The idea of places for public moral preaching is interesting as a not so veiled attempt to promote churches as necessary for the well-being of the state – the attempt becomes even more apparent, when Wolff notes that belief in God is almost a prerequisite for a moral society. True, Wolff has admitted that morality is possible without religion. Wolff even goes so far as to accept China as an atheist state that has one of the best constitutions in the world – as we shall see, this admission will be fatal to Wolff's carrieer. Still, Wolff is convinced that majority of atheists will be scoundrels incapable of living in community with other people.
Wolffian politics is then not so much interested of the welfare of the people, but of their morality – although bodily and mental welfare is, of course, part of moral perfection in Wolffian system.
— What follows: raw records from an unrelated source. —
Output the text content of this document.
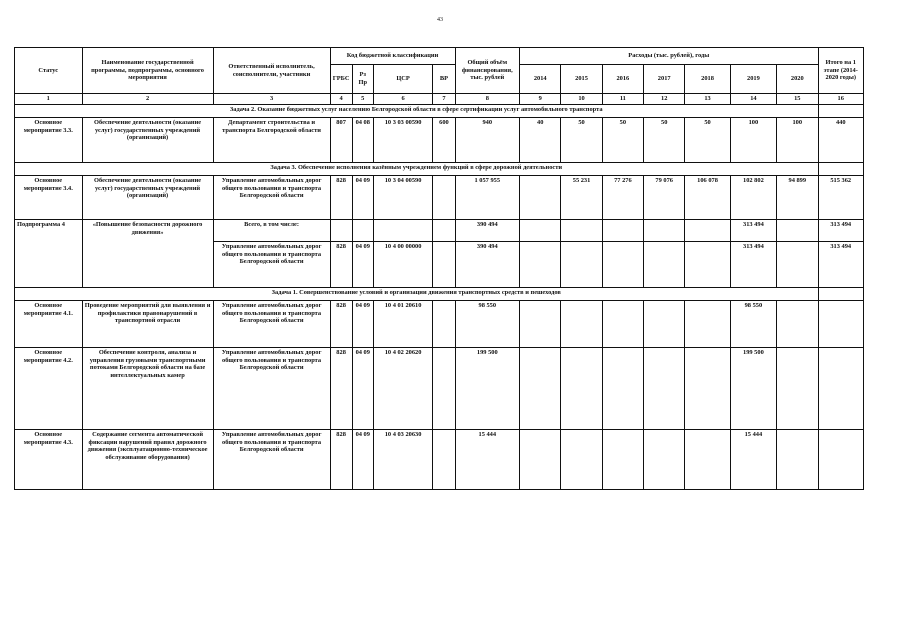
43
Статус	Наименование государственной программы, подпрограммы, основного мероприятия	Ответственный исполнитель, соисполнители, участники	Код бюджетной классификации				Общий объём финансирования, тыс. рублей	Расходы (тыс. рублей), годы							Итого на 1 этапе (2014-2020 годы)
			ГРБС	Рз Пр	ЦСР	ВР		2014	2015	2016	2017	2018	2019	2020	
1	2	3	4	5	6	7	8	9	10	11	12	13	14	15	16
Задача 2. Оказание бюджетных услуг населению Белгородской области в сфере сертификации услуг автомобильного транспорта															
Основное мероприятие 3.3.	Обеспечение деятельности (оказание услуг) государственных учреждений (организаций)	Департамент строительства и транспорта Белгородской области	807	04 08	10 3 03 00590	600	940	40	50	50	50	50	100	100	440
Задача 3. Обеспечение исполнения казённым учреждением функций в сфере дорожной деятельности															
Основное мероприятие 3.4.	Обеспечение деятельности (оказание услуг) государственных учреждений (организаций)	Управление автомобильных дорог общего пользования и транспорта Белгородской области	828	04 09	10 3 04 00590		1 057 955		55 231	77 276	79 076	106 078	102 802	94 899	515 362
Подпрограмма 4	«Повышение безопасности дорожного движения»	Всего, в том числе:					390 494						313 494		313 494
		Управление автомобильных дорог общего пользования и транспорта Белгородской области	828	04 09	10 4 00 00000		390 494						313 494		313 494
Задача 1. Совершенствование условий и организации движения транспортных средств и пешеходов															
Основное мероприятие 4.1.	Проведение мероприятий для выявления и профилактики правонарушений в транспортной отрасли	Управление автомобильных дорог общего пользования и транспорта Белгородской области	828	04 09	10 4 01 20610		98 550						98 550		
Основное мероприятие 4.2.	Обеспечение контроля, анализа и управления грузовыми транспортными потоками Белгородской области на базе интеллектуальных камер	Управление автомобильных дорог общего пользования и транспорта Белгородской области	828	04 09	10 4 02 20620		199 500						199 500		
Основное мероприятие 4.3.	Содержание сегмента автоматической фиксации нарушений правил дорожного движения (эксплуатационно-техническое обслуживание оборудования)	Управление автомобильных дорог общего пользования и транспорта Белгородской области	828	04 09	10 4 03 20630		15 444						15 444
Thus, it is just natural that in Wolff's opinion laws of a state should be based on the law introduced already in Wolff's moral writings, that is, the natural law. Wolff does allow some changes to be made to the natural law in case when following it would be extremely difficult. For instance, natural law determines that a child should become independent, when she has all the necessary skills for taking care of herself. Yet, because it is often hard to determine the exact time when a person has become mature in his actions, state must make a concession and determine some fixed age at which everyone is to be considered an adult.
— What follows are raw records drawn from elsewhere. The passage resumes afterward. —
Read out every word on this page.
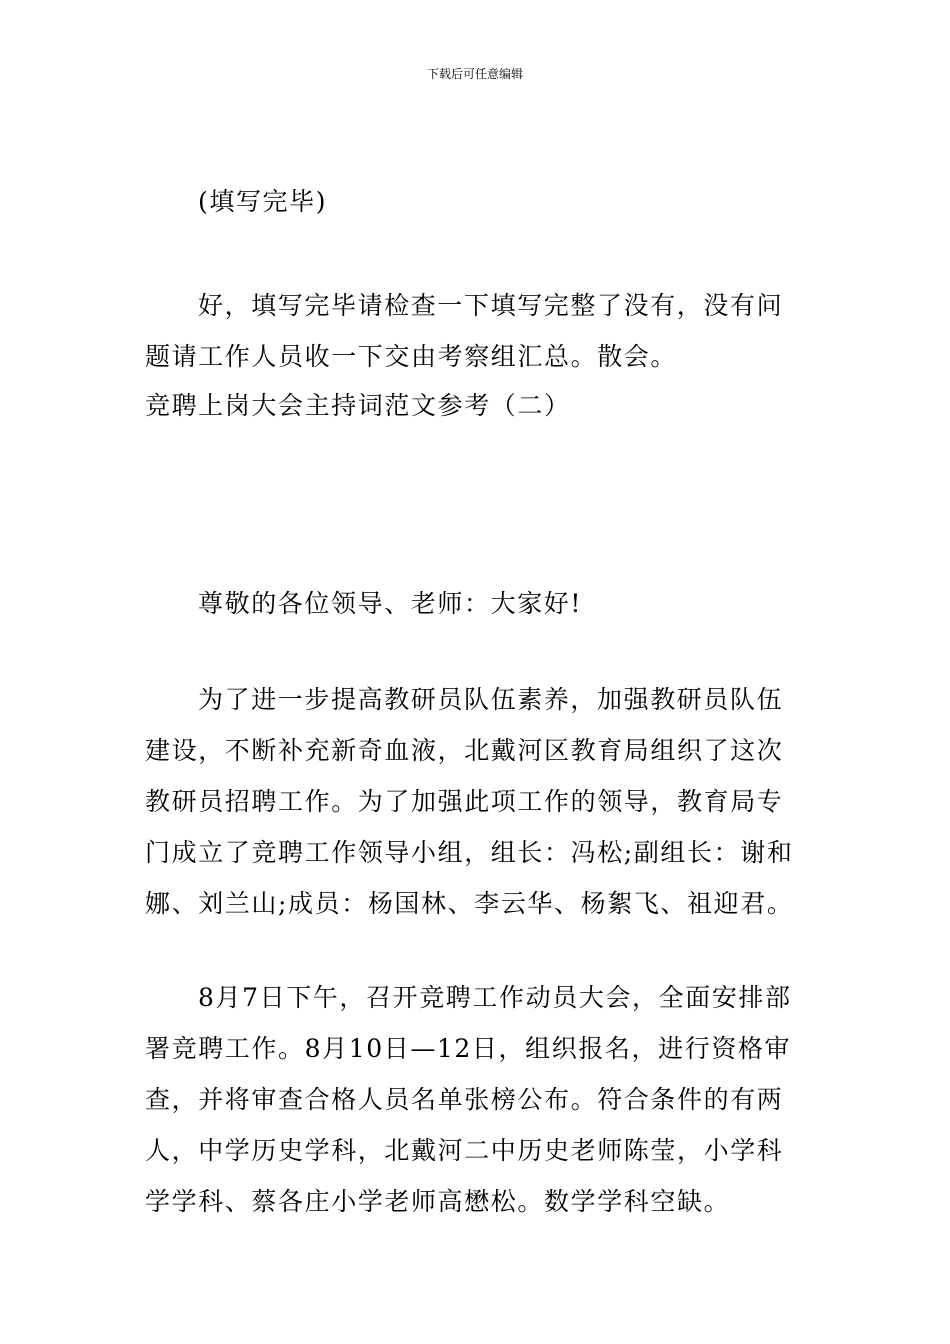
下载后可任意编辑

(填写完毕)

好，填写完毕请检查一下填写完整了没有，没有问题请工作人员收一下交由考察组汇总。散会。

竞聘上岗大会主持词范文参考（二）

尊敬的各位领导、老师：大家好!

为了进一步提高教研员队伍素养，加强教研员队伍建设，不断补充新奇血液，北戴河区教育局组织了这次教研员招聘工作。为了加强此项工作的领导，教育局专门成立了竞聘工作领导小组，组长：冯松;副组长：谢和娜、刘兰山;成员：杨国林、李云华、杨絮飞、祖迎君。

8月7日下午，召开竞聘工作动员大会，全面安排部署竞聘工作。8月10日—12日，组织报名，进行资格审查，并将审查合格人员名单张榜公布。符合条件的有两人，中学历史学科，北戴河二中历史老师陈莹，小学科学学科、蔡各庄小学老师高懋松。数学学科空缺。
Natural law is for Wolff even a higher authority than state. Usually one must obey the rulers of one's state, but if the rulers break the natural law, people are not committed to obeying them. Thus, if a king tries to murder someone, the attemped victim has the right to defend herself. Yet, Wolff advices people to resist the ruler's will only in the cases where one's own well-being is threatened or where one is commanded to do immoral things. Hence, if a despot threatens to kill your neighbours, you have no obligation to help them – unless you happen to be the soldier who is to pull the trigger.
Wolffian system of politics appears then to have no true stopgap for tyrants and dictators. True, Wolff does advise kings to limit their own power and become as symbolic rulers as king of Sweden or queen of England are nowadays. Wolff even justifies this adivce through a comparison with the universal monarch or God, who leaves the actual government of the world to humans. Yet, there is no guarantee that a tyrant would follow Wolff's advice. Indeed, Wolff can only hope that religion and the fear of God would stop kings from tyrannical behaviour – a rather poor hope when Wolff has just congratulated God of not meddling in human affairs.
The individual states are then related like individual persons to one another, and just like persons ideally act like self-enclosed monads, so should states have no concern for the international community. Positive in this isolationism is that Wolff thinks all warfare to be evil and justifiable only as a self-defence – although Wolff does accept also reasonable suspicision of evil intentions as a reason for self-defence, somewhat like American head of state before the attack to Iraq. But Wolff appears to be blind to the invisible economic battle that his mercantilist tendencies generate – Wolff advices states to horde as much money as possible, which in effect make economic co-operation impossible in international level.